This story and the images were captured by Humans of New York while visiting Women In Need (WIN) — a Robin Hood grantee aimed at helping homeless New York City women and their children transform their lives through a progressive and holistic approach.

“The landlord told me that he’d hold my stuff for two weeks. But when we went back to the apartment to get our stuff, all of our electronics were gone. And somebody had left the door open. My cat was gone. Her name was Kisses. I’d had her since she was two years old. I used to feed her with a bottle. I still have dreams about her.”


“Our building had so many violations that all the residents had to be evicted. Turns out the landlord hadn’t paid the mortgage since 2000. Some of us tried to stay, but it didn’t work. We moved to a hotel room for three days until we ran out of money. At that point we had no choice. So my partner and I ran to City Hall and got married, so that we could live in the shelter together. I never wanted to get married like that. We told ourselves that we’d have another ceremony once things are better.”


“I want to be a scientist.”

“What’s the best part about being a scientist?”

“Discovering bugs.”


“I want to go back to Virginia.
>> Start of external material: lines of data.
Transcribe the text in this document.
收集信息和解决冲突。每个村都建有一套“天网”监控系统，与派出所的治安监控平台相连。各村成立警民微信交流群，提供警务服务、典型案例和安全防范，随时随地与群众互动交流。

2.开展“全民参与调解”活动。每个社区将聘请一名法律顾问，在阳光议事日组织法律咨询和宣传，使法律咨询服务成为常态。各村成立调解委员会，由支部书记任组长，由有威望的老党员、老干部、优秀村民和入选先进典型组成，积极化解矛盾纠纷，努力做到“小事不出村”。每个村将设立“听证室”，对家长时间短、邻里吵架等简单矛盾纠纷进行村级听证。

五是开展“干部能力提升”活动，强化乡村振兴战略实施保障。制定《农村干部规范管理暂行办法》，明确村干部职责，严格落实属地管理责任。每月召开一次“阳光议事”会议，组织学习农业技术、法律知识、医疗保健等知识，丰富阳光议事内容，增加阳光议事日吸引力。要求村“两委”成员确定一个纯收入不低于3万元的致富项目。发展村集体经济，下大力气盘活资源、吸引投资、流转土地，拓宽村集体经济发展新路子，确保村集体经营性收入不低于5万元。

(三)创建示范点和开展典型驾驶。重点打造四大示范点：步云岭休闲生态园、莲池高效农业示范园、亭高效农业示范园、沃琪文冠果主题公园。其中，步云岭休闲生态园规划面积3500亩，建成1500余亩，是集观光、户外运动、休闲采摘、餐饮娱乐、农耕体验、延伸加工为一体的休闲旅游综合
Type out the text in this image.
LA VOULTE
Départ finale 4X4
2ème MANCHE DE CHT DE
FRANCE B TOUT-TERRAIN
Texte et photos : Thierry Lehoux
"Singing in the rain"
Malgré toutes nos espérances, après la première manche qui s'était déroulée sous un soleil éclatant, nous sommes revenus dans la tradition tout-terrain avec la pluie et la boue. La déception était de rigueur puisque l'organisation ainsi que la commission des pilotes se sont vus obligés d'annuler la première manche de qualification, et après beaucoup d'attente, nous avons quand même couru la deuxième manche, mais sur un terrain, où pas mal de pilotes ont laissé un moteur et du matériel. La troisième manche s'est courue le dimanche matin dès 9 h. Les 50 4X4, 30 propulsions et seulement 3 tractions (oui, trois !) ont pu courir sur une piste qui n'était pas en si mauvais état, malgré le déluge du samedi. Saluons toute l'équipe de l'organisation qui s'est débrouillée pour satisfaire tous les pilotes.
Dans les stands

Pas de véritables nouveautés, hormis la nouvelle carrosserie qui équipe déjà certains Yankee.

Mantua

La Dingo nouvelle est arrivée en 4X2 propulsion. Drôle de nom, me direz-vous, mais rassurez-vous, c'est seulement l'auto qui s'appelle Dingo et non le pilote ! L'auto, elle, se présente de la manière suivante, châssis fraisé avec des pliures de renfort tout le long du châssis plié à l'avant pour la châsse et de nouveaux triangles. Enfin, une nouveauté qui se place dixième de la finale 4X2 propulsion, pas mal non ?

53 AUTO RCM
We used to live in a house with two floors. My room was upstairs. We could go outside and play whenever we wanted. My friends always came over. Someone else lives there now.”


“Homelessness can be very confusing for children, and it comes with a lot of misconceptions. We try to untangle that confusion as soon as they arrive: ‘No, you’re not a bum. You don’t live in a cardboard box. You don’t stink. Mom is not a bad person. She isn’t crazy. This is not forever.’ We want to undo some of the trauma of homelessness because we don’t want children to view themselves as homeless for the rest of their lives.”


“It’s hard for a child to live in a shelter. They can’t invite their friends over. They can’t have sleepovers. They can’t have their own space. They can’t go to their room when they’re being punished. There’s no personal time for them to discover themselves without interruption. There’s even confusion toward the word ‘home.’ Sometimes they’ll say ‘I’m going home,’ but then they’ll correct themselves and say, ‘I’m going upstairs.’ We tell them that this is where they are staying while they make plans. This is only their home until they find a real home.”


“The landlord gave me a deadline of Sunday the 15th. On the 13th, I went to the guidance counselor at my daughter’s school, and she gave me forms for the homeless shelter. My back was against the wall. I didn’t have any other alternatives. Some days it’s OK. But some days I feel helpless and sad. On those days, I think back to the years when everything was going good. My daughter is a blessing. She’s been so strong through all of this. If she see’s that I’m sad, she’ll lay with me, hug me, and make sure I’m OK.”


“We’ve been in the shelter system ever since their father was murdered. We needed his paycheck to pay the rent. We had no choice. He had a good job at the Pepsi factory. We were engaged at the time, and we were about to move upstate. We were even planning to take a trip to Disney World. But when he died, a part of me died. I went into a depression. Everything was moving around me, but I was at a standstill. I didn’t want to do my hair. I didn’t want to be bothered with the kids. We used to go to the park and play, but after their father was killed, we were homebodies. I just wanted to stay at home and cry.”